Dienstag, 24. August 2010
Wann greift die Notenbank ein?: Starker Yen schlaucht Japan
Als ob Japan nicht schon genug ökonomische und fiskalische Probleme hätte. Der Höhenflug des Yen setzt der Wirtschaft und vor allem dem Export des Landes der aufgehenden Sonne zu. Die Politik ist alarmiert.Der anhaltende Höhenflug des Yen setzt die japanische Regierung zunehmend unter Druck. Finanzminister Yoshihiko Noda warnte, die Stärke der Landeswährung bedrohe die ohnehin angeschlagene Wirtschaft. Über ein mögliches Eingreifen der Tokioter Regierung am Devisenmarkt schwieg er sich aus.

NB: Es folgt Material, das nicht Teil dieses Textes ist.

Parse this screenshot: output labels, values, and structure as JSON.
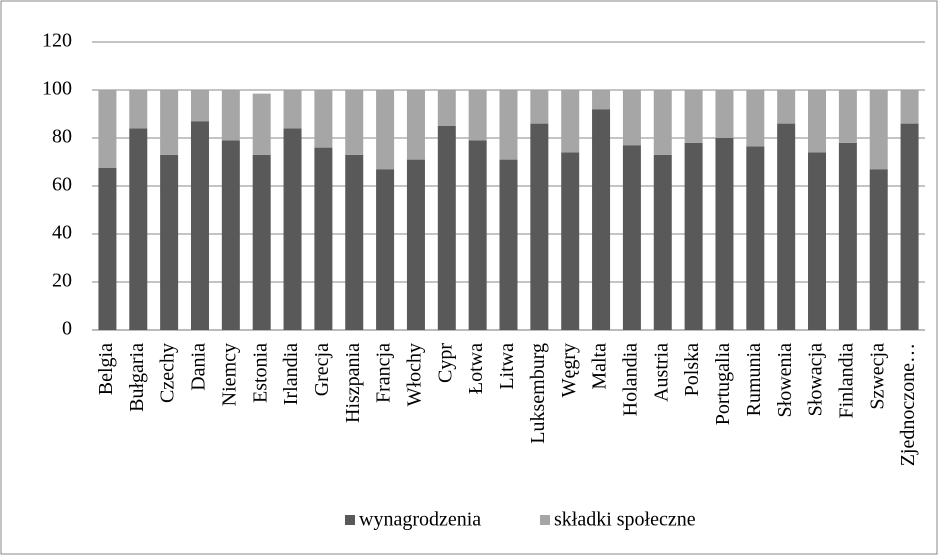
{
  "chart_data": {
    "type": "stacked_bar",
    "categories": [
      "Belgia",
      "Bułgaria",
      "Czechy",
      "Dania",
      "Niemcy",
      "Estonia",
      "Irlandia",
      "Grecja",
      "Hiszpania",
      "Francja",
      "Włochy",
      "Cypr",
      "Łotwa",
      "Litwa",
      "Luksemburg",
      "Węgry",
      "Malta",
      "Holandia",
      "Austria",
      "Polska",
      "Portugalia",
      "Rumunia",
      "Słowenia",
      "Słowacja",
      "Finlandia",
      "Szwecja",
      "Zjednoczone…"
    ],
    "series": [
      {
        "name": "wynagrodzenia",
        "color": "#595959",
        "values": [
          67.5,
          84,
          73,
          87,
          79,
          73,
          84,
          76,
          73,
          67,
          71,
          85,
          79,
          71,
          86,
          74,
          92,
          77,
          73,
          78,
          80,
          76.5,
          86,
          74,
          78,
          67,
          86
        ]
      },
      {
        "name": "składki społeczne",
        "color": "#a6a6a6",
        "values": [
          32.5,
          16,
          27,
          13,
          21,
          25.5,
          16,
          24,
          27,
          33,
          29,
          15,
          21,
          29,
          14,
          26,
          8,
          23,
          27,
          22,
          20,
          23.5,
          14,
          26,
          22,
          33,
          14
        ]
      }
    ],
    "ylim": [
      0,
      120
    ],
    "yticks": [
      0,
      20,
      40,
      60,
      80,
      100,
      120
    ],
    "grid": true,
    "legend": "bottom"
  }
}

Die Märkte ließen diese verdeckten Warnungen kalt: Der US-Dollar fiel zum Yen auf ein 15-Jahrestief, der Euro auf ein Neun-Jahres-Tief. Angesichts dieser Entwicklung schließen Experten nicht aus, dass die Bank of Japan (BoJ) noch vor der nächsten Zinssitzung am 6. und 7. September eingreift.
Er verfolge die Währungsentwicklungen "sehr sorgfältig und mit großem Interesse", sagte Noda weiter. Ministerpräsident Naoto Kan äußerte sich ähnlich. Experten hatten zuletzt darüber spekuliert, dass die Notenbank die Geldpolitik weiter lockert und so den Yen-Kurs drückt.
"Leere Worthülsen"
Daneben besteht auch die Möglichkeit, am Devisenmarkt mit Yen-Verkäufen den Kurs nach unten zu treiben. Händlern zufolge profitierte der Yen davon, dass Noda keinen Hinweis darauf gab, wie er den Anstieg der Landeswährung konkret stoppen könnte.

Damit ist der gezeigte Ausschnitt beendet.